Mr Harper said: “The Prime Minister would like to agree with us on the backbench, that we have to be realistic about living with COVID forever…

“It’s becoming a permanent situation.”

He continued: “If I was running a hospitality business, I would be too nervous to invest, grow my business, take any risk because I really have no idea what’s going to happen next. “

City Pub Group chairman Clive Watson told BBC Radio 4’s Today program that things were “really, really hard for the hospitality industry”, adding: “People who work in hospitals or work in retail Why do they go to work, but office workers are exempted from going to work?”

Professor Graham Medley, a member of the government’s Scientific Advisory Group for Emergencies (Sage) panel, said the shift towards living with Covid-19 would be a phased transition.

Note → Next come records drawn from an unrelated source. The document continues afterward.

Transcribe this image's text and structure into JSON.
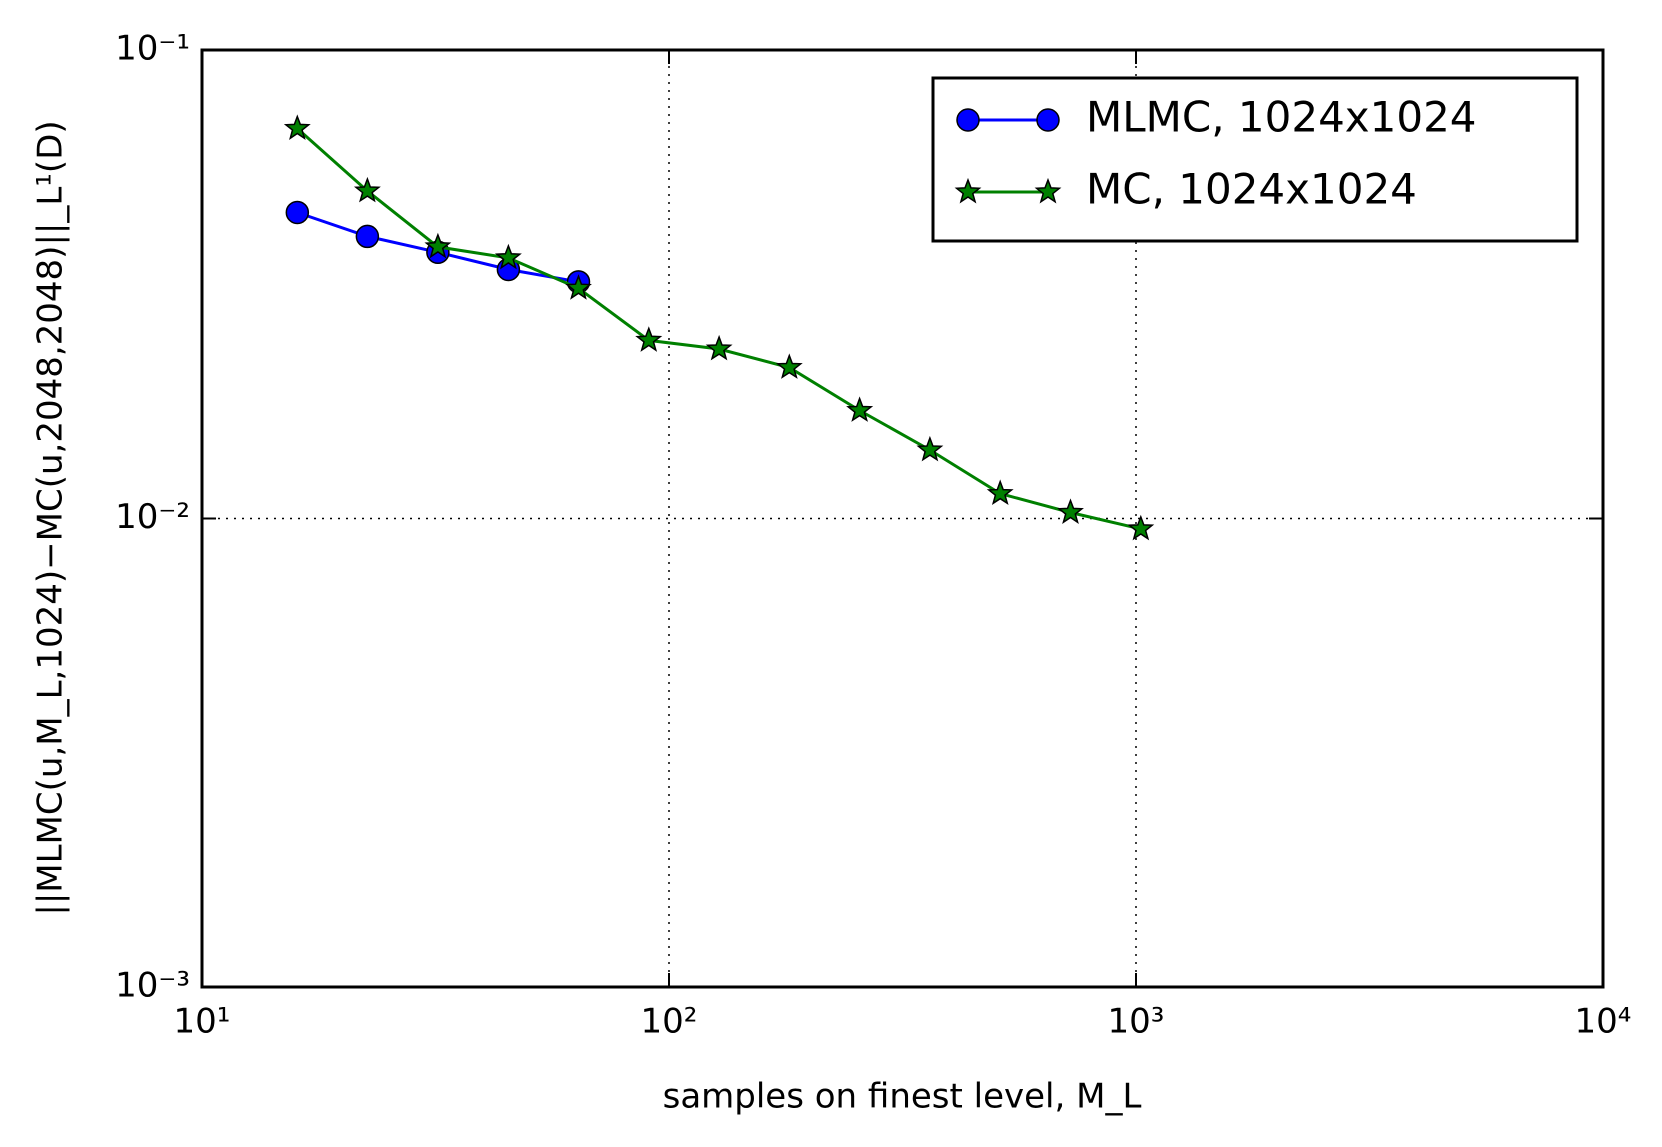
{
  "chart_data": {
    "type": "line",
    "xlabel": "samples on finest level, M_L",
    "ylabel": "||MLMC(u,M_L,1024)−MC(u,2048,2048)||_L¹(D)",
    "log_x": true,
    "log_y": true,
    "grid": true,
    "legend": "upper right",
    "xlim": [
      10,
      10000
    ],
    "xticks": [
      {
        "value": 10,
        "label": "10¹"
      },
      {
        "value": 100,
        "label": "10²"
      },
      {
        "value": 1000,
        "label": "10³"
      },
      {
        "value": 10000,
        "label": "10⁴"
      }
    ],
    "ylim": [
      0.001,
      0.1
    ],
    "yticks": [
      {
        "value": 0.001,
        "label": "10⁻³"
      },
      {
        "value": 0.01,
        "label": "10⁻²"
      },
      {
        "value": 0.1,
        "label": "10⁻¹"
      }
    ],
    "series": [
      {
        "name": "MLMC, 1024x1024",
        "color": "#0000ff",
        "marker": "circle",
        "x": [
          16,
          22.6,
          32,
          45.3,
          64
        ],
        "values": [
          0.045,
          0.04,
          0.037,
          0.034,
          0.032
        ]
      },
      {
        "name": "MC, 1024x1024",
        "color": "#008000",
        "marker": "star",
        "x": [
          16,
          22.6,
          32,
          45.3,
          64,
          90.5,
          128,
          181,
          256,
          362,
          512,
          724,
          1024
        ],
        "values": [
          0.068,
          0.05,
          0.038,
          0.036,
          0.031,
          0.024,
          0.023,
          0.021,
          0.017,
          0.014,
          0.0113,
          0.0103,
          0.0095
        ]
      }
    ]
  }
}
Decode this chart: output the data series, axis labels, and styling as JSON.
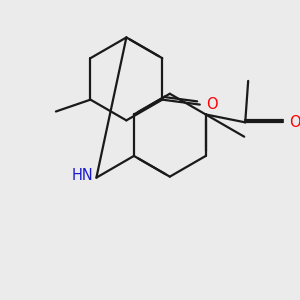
{
  "bg_color": "#ebebeb",
  "bond_color": "#1a1a1a",
  "bond_width": 1.6,
  "dbo": 0.018,
  "atom_colors": {
    "O": "#ff0000",
    "N": "#1a1acc",
    "C": "#1a1a1a"
  },
  "font_size_atom": 10.5,
  "font_size_ch3": 9.5
}
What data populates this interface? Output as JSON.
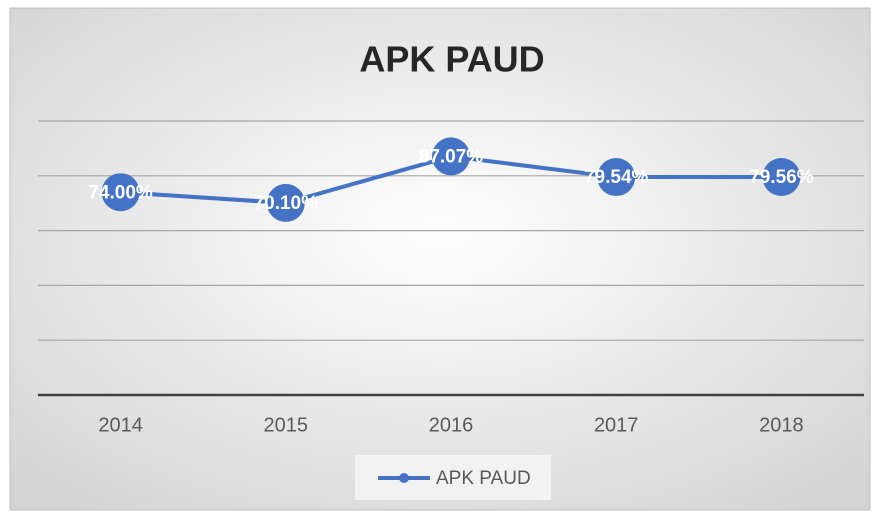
{
  "chart_data": {
    "type": "line",
    "title": "APK PAUD",
    "categories": [
      "2014",
      "2015",
      "2016",
      "2017",
      "2018"
    ],
    "series": [
      {
        "name": "APK PAUD",
        "color": "#4472c4",
        "values": [
          74.0,
          70.1,
          87.07,
          79.54,
          79.56
        ],
        "value_labels": [
          "74.00%",
          "70.10%",
          "87.07%",
          "79.54%",
          "79.56%"
        ]
      }
    ],
    "ylim": [
      0,
      100
    ],
    "yticks": [
      0,
      20,
      40,
      60,
      80,
      100
    ],
    "grid": true,
    "legend": "bottom"
  }
}
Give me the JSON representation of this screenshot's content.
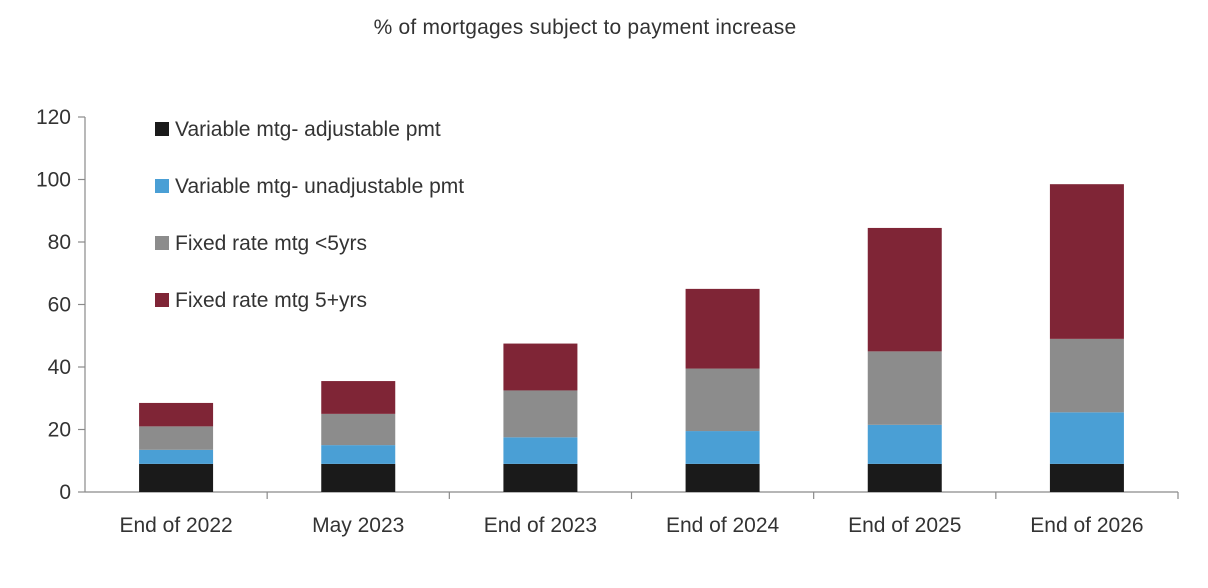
{
  "chart_data": {
    "type": "bar",
    "stacked": true,
    "title": "% of mortgages subject to payment increase",
    "xlabel": "",
    "ylabel": "",
    "ylim": [
      0,
      120
    ],
    "yticks": [
      0,
      20,
      40,
      60,
      80,
      100,
      120
    ],
    "grid": false,
    "legend_position": "top-left",
    "categories": [
      "End of 2022",
      "May 2023",
      "End of 2023",
      "End of 2024",
      "End of 2025",
      "End of 2026"
    ],
    "series": [
      {
        "name": "Variable mtg- adjustable pmt",
        "color": "#1a1a1a",
        "values": [
          9,
          9,
          9,
          9,
          9,
          9
        ]
      },
      {
        "name": "Variable mtg- unadjustable pmt",
        "color": "#4a9fd5",
        "values": [
          4.5,
          6,
          8.5,
          10.5,
          12.5,
          16.5
        ]
      },
      {
        "name": "Fixed rate mtg <5yrs",
        "color": "#8c8c8c",
        "values": [
          7.5,
          10,
          15,
          20,
          23.5,
          23.5
        ]
      },
      {
        "name": "Fixed rate mtg 5+yrs",
        "color": "#7f2536",
        "values": [
          7.5,
          10.5,
          15,
          25.5,
          39.5,
          49.5
        ]
      }
    ]
  }
}
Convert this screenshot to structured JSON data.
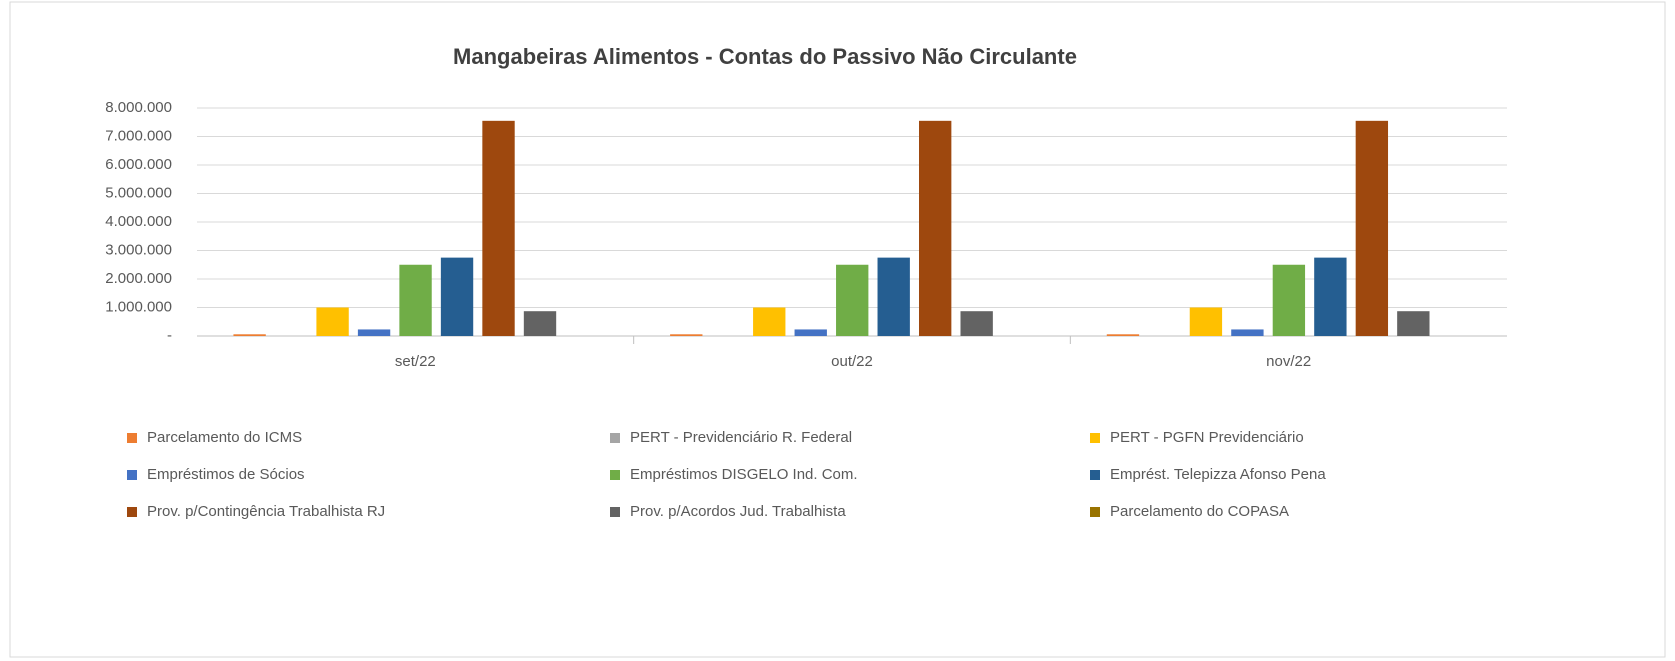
{
  "chart_data": {
    "type": "bar",
    "title": "Mangabeiras Alimentos - Contas do Passivo  Não Circulante",
    "categories": [
      "set/22",
      "out/22",
      "nov/22"
    ],
    "series": [
      {
        "name": "Parcelamento do ICMS",
        "color": "#ED7D31",
        "values": [
          60000,
          60000,
          60000
        ]
      },
      {
        "name": "PERT - Previdenciário R. Federal",
        "color": "#A5A5A5",
        "values": [
          0,
          0,
          0
        ]
      },
      {
        "name": "PERT - PGFN Previdenciário",
        "color": "#FFC000",
        "values": [
          1000000,
          1000000,
          1000000
        ]
      },
      {
        "name": "Empréstimos de Sócios",
        "color": "#4472C4",
        "values": [
          230000,
          230000,
          230000
        ]
      },
      {
        "name": "Empréstimos DISGELO Ind. Com.",
        "color": "#70AD47",
        "values": [
          2500000,
          2500000,
          2500000
        ]
      },
      {
        "name": "Emprést. Telepizza Afonso Pena",
        "color": "#255E91",
        "values": [
          2750000,
          2750000,
          2750000
        ]
      },
      {
        "name": "Prov. p/Contingência Trabalhista RJ",
        "color": "#9E480E",
        "values": [
          7550000,
          7550000,
          7550000
        ]
      },
      {
        "name": "Prov. p/Acordos Jud. Trabalhista",
        "color": "#636363",
        "values": [
          870000,
          870000,
          870000
        ]
      },
      {
        "name": "Parcelamento do COPASA",
        "color": "#997300",
        "values": [
          0,
          0,
          0
        ]
      }
    ],
    "ylim": [
      0,
      8000000
    ],
    "yticks": [
      {
        "value": 0,
        "label": "-"
      },
      {
        "value": 1000000,
        "label": "1.000.000"
      },
      {
        "value": 2000000,
        "label": "2.000.000"
      },
      {
        "value": 3000000,
        "label": "3.000.000"
      },
      {
        "value": 4000000,
        "label": "4.000.000"
      },
      {
        "value": 5000000,
        "label": "5.000.000"
      },
      {
        "value": 6000000,
        "label": "6.000.000"
      },
      {
        "value": 7000000,
        "label": "7.000.000"
      },
      {
        "value": 8000000,
        "label": "8.000.000"
      }
    ],
    "grid": true
  }
}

“This cannot be an emergency forever,” he told BBC Radio 4’s Today.

“So at some point it will have to be an emergency stop, but it is likely to be a phased out rather than an active point where someone can declare the pandemic to be over.”

The World Health Organization’s special envoy on COVID-19, Dr David Nabarro, said the virus is going to create a very difficult situation for “at least” the next three months.

He told Sky News: “I’m afraid we’re headed through the marathon but there’s no real way to say we’re at the end – we can see the end in sight, but we’re not there.

“And there’s going to be a few bumps before we get there.”